Was ist denn Ihr Anspruch?
Am Puls der Zeit zu sein – aber auch tatsächlich im Ensemble und im Team zu leben, ohne Angsträume. Je mehr Kreativität möglich ist, desto mehr Funken können sprühen – das ist es, was ich anstrebe. Das gelingt einem vielleicht nicht sofort, aber ich glaube, man merkt es bereits im Haus. Da geht gerade ein Ruck durch, dass man mal die Hierarchien und Abläufe hinterfragt, dass man die Leute aus den technischen Abteilungen fragt, wie sie ihr Arbeitsfeld sehen und welche neuen Ansätze sie vorschlagen. Das beginnt bei ganz gegenständlichen Dingen wie zum Beispiel beim Recycling im Theaterbetrieb.

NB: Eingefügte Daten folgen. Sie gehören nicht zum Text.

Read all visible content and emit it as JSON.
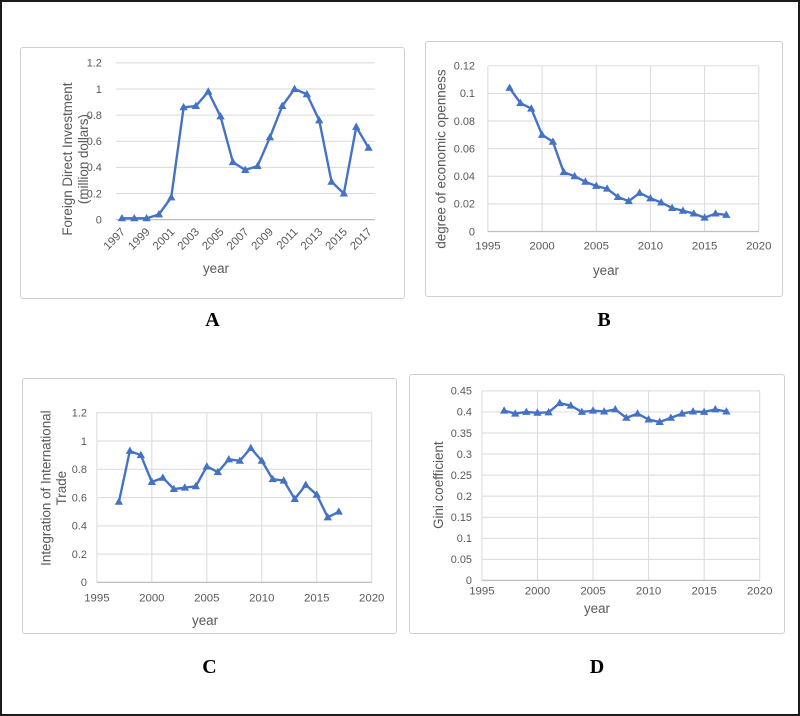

Hierarchien aufzubrechen ist in jeder aktuellen Theoriedebatte Standard. Wie weit geht es denn tatsächlich in der Praxis?
Na ja, letztendlich muss ja irgendeiner die Entscheidungen treffen. Das hatten wir ja alles in den 70ern, das Mitbestimmungstheater – mitsamt der Erkenntnis: Wenn alle bei allem mitreden, gibt es am Ende viel Streit. Die Rollen und Aufgaben und auch die Verantwortung jedes Bereichs müssen klar benannt werden.
Wie werden Sie das DT denn künstlerisch aufstellen, wie wollen Sie es innerhalb der Berliner Theaterlandschaft ästhetisch profilieren?
Ich finde, die Häuser befruchten sich doch eigentlich gegenseitig ganz gut. Wir sind nicht die Schaubühne, und wir sind auch nicht das Berliner Ensemble oder das Gorki. Wir sind weder einer Überschrift verpflichtet, die wir uns selbst gegeben haben noch der Tradition, zum Beispiel das Brecht-Haus zu sein. Wir haben viel mehr inhaltlichen Spielraum, sind aber deswegen noch lange nicht das, was dem Theater oftmals vorgeworfen wird: der berüchtigte Gemischtwarenladen. Sondern wir stehen für klare Ästhetiken mit klaren Haltungen. Ich denke, da erkennt man bereits in den Regieteams, die jetzt in unserem ersten Jahr hier arbeiten. Mit ihnen verbindet mich in vielen Fällen eine lange Zusammenarbeit und großes Vertrauen.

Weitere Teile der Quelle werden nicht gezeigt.